Bryan changed that. Each grower sells exclusively to Left Foot Charley. The relationships go beyond simple cash-per-ton deals. Bryan works with the farmers on growing practices, on canopy management (he knows a thing or two about what happens when that gets neglected), on defining what makes each vineyard's terroir unique. As the wines get discovered and demand increases, the growers get paid more.
As the winery grows, the farmers grow with it.
It's the kind of model that sounds obvious when you hear it but almost nobody does. It requires trust on both sides. It requires a winemaker who cares more about where the grape came from than what his label looks like.
The wines
If you've never had a Left Foot Charley Riesling, you're missing one of the best white wines made in America. That's not local pride talking. The Wall Street Journal ranked his Dry Riesling as a top ten pour for Thanksgiving. The New York Times featured his wines in their "Twenty Winter Wines for Under $20." IntoWine named him one of the Top 100 Most Influential Winemakers in the country.
Beyond Riesling, Bryan makes Pinot Blanc, Pinot Gris, Gewurztraminer, Blaufrankisch, Cabernet Franc, and a Chenin Blanc that sommeliers lose their minds over. He makes hard cider from Michigan orchard apples, treating cider with the same seriousness and terroir-driven philosophy he brings to wine. And he makes sparkling wines, including Gitali Blanc de Blanc, named after his daughter, from whole-cluster pressed Chardonnay with a touch of Pinot Noir. That one takes years to finish. Some things are worth waiting for.

Why this matters
There are over 50 wineries and tasting rooms on the Traverse Wine Coast. You could spend an entire summer visiting them and never hit the same one twice. But Left Foot Charley is the one that tells you the most about what makes this region special.
It's not about the building (though making wine in a former asylum is objectively cool). It's not about the awards (though they're impressive).
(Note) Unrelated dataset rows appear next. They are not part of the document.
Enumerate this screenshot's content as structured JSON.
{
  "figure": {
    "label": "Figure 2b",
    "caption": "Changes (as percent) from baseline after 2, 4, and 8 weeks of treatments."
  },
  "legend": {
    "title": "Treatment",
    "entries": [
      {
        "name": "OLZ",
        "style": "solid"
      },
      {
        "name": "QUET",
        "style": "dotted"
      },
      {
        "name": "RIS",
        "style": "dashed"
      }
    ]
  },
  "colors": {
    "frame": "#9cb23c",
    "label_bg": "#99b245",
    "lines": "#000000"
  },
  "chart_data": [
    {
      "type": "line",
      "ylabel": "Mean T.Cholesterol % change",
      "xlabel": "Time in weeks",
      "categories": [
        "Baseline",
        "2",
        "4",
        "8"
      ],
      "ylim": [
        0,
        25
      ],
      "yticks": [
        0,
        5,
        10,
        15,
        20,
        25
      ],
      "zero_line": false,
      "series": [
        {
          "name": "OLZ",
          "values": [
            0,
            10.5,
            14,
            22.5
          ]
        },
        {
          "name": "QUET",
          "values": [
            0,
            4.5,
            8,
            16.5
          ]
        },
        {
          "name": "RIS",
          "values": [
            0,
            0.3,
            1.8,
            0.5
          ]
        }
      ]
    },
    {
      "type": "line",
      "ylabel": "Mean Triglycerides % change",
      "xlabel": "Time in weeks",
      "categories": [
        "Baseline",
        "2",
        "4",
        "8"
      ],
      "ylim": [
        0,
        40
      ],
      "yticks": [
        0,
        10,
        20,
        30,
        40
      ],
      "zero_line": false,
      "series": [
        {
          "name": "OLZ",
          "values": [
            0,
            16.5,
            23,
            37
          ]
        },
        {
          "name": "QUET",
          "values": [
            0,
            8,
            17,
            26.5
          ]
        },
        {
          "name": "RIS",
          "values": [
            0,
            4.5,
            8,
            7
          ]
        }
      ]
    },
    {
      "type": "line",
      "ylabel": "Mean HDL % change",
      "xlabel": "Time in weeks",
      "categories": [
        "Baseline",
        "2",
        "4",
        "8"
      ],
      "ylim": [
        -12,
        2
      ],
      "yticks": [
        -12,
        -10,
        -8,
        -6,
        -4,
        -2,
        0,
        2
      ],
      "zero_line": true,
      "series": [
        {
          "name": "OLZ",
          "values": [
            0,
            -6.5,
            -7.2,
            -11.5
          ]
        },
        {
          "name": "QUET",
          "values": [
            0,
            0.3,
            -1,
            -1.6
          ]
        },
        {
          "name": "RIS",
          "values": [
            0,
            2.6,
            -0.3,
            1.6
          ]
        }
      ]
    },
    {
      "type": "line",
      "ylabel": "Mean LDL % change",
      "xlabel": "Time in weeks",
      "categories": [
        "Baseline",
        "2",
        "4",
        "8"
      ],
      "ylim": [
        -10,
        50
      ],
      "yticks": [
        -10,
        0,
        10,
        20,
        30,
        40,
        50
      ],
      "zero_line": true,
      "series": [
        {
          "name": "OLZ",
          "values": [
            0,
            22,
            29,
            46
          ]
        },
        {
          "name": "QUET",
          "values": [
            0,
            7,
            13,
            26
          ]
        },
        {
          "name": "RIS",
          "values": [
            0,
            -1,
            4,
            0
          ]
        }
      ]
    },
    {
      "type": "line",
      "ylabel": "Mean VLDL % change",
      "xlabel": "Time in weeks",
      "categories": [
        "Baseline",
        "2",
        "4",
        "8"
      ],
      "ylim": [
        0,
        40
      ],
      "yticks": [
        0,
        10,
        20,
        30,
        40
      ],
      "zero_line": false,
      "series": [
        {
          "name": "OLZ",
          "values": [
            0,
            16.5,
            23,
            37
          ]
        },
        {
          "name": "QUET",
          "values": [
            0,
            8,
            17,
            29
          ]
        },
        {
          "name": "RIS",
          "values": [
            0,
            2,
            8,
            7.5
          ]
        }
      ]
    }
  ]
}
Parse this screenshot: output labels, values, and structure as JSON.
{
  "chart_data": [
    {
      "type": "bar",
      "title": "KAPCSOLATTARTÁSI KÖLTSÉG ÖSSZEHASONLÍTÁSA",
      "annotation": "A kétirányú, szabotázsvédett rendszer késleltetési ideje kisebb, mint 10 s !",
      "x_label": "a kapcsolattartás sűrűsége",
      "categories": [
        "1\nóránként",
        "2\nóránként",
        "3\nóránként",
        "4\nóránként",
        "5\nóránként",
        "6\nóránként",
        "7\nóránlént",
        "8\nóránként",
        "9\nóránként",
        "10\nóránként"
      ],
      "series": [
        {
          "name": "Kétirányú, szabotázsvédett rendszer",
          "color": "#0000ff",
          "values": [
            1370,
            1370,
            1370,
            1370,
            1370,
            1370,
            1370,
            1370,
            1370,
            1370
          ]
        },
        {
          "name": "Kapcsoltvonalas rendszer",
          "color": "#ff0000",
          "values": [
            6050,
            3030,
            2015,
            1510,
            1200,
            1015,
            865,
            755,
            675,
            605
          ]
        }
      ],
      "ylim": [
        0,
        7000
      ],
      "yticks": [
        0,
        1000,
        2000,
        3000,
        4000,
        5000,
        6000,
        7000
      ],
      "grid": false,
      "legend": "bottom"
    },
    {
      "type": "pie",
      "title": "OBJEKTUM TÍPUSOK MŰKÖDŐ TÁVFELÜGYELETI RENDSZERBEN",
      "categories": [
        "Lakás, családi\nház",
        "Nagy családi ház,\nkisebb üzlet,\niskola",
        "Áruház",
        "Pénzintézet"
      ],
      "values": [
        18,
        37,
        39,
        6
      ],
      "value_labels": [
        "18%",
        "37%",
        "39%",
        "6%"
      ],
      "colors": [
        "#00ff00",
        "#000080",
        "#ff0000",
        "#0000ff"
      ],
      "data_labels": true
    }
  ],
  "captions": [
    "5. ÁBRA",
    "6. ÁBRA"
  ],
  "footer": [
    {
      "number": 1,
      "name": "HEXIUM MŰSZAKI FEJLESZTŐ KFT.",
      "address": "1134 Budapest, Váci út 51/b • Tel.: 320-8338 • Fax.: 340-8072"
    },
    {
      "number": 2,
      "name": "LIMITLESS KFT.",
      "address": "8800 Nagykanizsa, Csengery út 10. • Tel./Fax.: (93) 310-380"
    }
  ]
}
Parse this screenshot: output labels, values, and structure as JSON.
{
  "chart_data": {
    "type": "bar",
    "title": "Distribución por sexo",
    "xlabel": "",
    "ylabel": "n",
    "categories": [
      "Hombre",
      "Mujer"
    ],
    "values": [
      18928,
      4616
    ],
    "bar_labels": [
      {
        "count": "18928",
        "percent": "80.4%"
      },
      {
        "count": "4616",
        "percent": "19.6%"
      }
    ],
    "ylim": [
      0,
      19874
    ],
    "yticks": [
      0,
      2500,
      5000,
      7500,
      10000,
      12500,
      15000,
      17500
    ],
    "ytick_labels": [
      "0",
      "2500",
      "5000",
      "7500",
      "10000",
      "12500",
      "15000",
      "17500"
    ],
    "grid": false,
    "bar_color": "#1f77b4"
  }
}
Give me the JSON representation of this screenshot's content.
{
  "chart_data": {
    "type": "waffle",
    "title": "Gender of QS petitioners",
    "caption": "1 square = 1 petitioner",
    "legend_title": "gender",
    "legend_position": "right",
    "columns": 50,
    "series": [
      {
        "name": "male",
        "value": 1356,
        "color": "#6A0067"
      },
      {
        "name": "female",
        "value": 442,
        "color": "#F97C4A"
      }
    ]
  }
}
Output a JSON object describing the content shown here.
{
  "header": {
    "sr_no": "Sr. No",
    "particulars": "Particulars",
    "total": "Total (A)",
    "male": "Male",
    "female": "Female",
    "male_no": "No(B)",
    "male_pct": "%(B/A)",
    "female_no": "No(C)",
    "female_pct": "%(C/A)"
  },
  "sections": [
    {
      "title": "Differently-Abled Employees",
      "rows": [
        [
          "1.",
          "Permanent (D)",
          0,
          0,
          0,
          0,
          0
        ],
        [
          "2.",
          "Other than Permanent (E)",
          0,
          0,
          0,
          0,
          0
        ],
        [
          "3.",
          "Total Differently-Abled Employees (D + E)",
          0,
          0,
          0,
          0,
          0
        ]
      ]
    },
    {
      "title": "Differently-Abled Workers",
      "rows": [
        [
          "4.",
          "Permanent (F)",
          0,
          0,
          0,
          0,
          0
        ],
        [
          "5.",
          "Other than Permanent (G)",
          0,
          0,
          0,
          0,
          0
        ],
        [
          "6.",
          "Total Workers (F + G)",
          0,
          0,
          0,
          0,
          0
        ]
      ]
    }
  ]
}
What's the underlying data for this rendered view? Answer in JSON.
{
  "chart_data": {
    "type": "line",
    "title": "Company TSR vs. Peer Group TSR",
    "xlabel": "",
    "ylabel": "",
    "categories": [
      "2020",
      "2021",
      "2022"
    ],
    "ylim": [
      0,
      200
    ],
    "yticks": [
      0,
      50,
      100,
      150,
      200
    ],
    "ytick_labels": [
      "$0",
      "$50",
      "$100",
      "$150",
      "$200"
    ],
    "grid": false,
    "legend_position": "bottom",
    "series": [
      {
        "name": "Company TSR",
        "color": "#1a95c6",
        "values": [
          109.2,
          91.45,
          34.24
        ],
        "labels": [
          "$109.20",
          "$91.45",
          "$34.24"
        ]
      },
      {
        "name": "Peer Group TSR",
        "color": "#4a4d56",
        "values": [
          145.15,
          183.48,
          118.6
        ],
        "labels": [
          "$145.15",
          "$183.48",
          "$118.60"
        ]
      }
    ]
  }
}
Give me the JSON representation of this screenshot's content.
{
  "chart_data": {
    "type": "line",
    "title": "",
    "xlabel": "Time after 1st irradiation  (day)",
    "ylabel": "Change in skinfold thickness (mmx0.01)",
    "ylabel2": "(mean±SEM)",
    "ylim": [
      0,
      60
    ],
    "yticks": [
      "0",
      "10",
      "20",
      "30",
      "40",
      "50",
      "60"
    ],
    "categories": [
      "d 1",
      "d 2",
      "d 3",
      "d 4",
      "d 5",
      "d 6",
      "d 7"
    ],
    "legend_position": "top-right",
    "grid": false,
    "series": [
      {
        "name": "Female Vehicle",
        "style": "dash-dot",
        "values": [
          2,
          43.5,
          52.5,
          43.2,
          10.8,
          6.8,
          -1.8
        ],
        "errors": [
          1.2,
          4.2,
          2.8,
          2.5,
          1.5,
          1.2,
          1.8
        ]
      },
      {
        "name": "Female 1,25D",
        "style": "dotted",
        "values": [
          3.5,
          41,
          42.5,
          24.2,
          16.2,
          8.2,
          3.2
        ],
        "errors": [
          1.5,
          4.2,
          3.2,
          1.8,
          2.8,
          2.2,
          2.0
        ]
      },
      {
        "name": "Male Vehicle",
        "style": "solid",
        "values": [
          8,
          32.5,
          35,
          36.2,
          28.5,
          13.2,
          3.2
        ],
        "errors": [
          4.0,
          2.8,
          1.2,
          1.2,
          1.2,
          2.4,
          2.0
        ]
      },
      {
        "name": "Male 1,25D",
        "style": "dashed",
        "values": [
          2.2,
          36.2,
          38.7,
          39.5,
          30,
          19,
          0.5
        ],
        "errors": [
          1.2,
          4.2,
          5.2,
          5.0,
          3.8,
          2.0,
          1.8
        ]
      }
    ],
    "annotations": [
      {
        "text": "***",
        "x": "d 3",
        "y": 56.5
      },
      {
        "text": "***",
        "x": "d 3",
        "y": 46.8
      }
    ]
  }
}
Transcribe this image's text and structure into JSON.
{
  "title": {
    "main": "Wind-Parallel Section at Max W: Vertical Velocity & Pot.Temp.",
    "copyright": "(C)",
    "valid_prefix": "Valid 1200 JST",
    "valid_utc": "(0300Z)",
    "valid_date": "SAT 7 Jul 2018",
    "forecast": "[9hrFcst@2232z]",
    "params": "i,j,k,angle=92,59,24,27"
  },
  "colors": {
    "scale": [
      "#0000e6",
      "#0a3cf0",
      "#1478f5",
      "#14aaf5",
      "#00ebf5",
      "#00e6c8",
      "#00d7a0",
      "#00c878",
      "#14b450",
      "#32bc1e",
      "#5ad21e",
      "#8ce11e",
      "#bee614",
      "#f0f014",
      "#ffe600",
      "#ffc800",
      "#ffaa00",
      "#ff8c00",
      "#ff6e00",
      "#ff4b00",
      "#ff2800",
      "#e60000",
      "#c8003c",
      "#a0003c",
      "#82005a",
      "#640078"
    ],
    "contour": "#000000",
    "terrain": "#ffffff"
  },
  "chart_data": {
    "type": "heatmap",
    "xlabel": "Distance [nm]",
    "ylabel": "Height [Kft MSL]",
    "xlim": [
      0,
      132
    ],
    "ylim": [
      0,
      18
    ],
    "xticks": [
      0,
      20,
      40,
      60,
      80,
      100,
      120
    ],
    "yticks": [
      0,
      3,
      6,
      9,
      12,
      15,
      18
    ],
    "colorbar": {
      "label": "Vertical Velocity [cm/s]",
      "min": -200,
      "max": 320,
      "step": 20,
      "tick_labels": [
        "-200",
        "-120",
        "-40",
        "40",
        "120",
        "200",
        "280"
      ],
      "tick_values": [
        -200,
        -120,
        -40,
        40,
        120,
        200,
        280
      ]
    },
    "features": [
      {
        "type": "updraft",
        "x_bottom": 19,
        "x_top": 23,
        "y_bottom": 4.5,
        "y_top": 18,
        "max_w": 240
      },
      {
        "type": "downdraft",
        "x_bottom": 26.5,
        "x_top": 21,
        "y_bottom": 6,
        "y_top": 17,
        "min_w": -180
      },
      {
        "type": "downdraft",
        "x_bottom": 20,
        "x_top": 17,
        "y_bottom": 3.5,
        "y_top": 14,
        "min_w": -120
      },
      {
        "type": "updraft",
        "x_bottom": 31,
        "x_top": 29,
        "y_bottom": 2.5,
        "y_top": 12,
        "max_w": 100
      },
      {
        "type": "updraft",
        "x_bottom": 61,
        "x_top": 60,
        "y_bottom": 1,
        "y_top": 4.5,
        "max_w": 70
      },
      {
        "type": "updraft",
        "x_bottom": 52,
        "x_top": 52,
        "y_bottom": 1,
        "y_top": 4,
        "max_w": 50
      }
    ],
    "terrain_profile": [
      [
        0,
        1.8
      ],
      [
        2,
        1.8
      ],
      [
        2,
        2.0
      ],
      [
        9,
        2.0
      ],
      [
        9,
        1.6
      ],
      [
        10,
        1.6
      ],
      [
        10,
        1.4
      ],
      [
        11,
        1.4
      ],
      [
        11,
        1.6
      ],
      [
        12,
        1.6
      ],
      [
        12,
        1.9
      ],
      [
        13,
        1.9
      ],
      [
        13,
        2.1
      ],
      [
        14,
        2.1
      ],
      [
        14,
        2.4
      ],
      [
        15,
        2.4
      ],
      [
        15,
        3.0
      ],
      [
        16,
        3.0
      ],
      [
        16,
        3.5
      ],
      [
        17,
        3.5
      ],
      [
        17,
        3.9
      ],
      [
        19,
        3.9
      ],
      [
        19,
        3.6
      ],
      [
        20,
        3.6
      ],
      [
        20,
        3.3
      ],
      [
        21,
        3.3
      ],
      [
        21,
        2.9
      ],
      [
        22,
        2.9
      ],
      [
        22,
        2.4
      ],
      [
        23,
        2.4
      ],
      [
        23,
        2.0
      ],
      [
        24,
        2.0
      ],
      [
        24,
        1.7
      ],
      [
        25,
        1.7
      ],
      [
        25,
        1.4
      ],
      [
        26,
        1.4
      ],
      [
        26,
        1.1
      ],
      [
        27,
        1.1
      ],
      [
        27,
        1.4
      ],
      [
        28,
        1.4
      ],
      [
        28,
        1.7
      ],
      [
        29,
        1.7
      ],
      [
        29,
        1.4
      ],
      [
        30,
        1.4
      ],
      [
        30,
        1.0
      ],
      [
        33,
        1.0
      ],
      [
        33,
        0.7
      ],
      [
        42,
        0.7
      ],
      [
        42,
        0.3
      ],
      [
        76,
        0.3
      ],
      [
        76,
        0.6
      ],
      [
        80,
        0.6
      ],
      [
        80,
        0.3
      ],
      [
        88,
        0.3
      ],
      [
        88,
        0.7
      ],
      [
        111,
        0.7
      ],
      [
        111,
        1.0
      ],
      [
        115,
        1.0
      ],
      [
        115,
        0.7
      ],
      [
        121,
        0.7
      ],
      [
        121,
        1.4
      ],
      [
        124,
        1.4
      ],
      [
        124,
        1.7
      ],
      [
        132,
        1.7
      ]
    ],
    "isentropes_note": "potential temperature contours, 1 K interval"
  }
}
It's about a guy who moved here because he had a feeling, who canceled a vacation to save someone else's vines, who built an entire business around the idea that small farmers deserve a seat at the table.
That's Traverse City. That's the kind of place this is. People come here and they make something. Not because it's a good market or a smart investment, but because the land and the water and the light do something to you that's hard to explain and impossible to shake.
Bryan Ulbrich came here to make Riesling. He ended up making something bigger than that.

Editor Note: I genuinely am a curious person. I enjoy learning about individual’s journeys and paths they take in life. This story was a personal deep dive into the amazing people that have created the brands and businesses that I - as well as everyone else that visits our beautiful town - enjoys.
All images and information was found through personal research.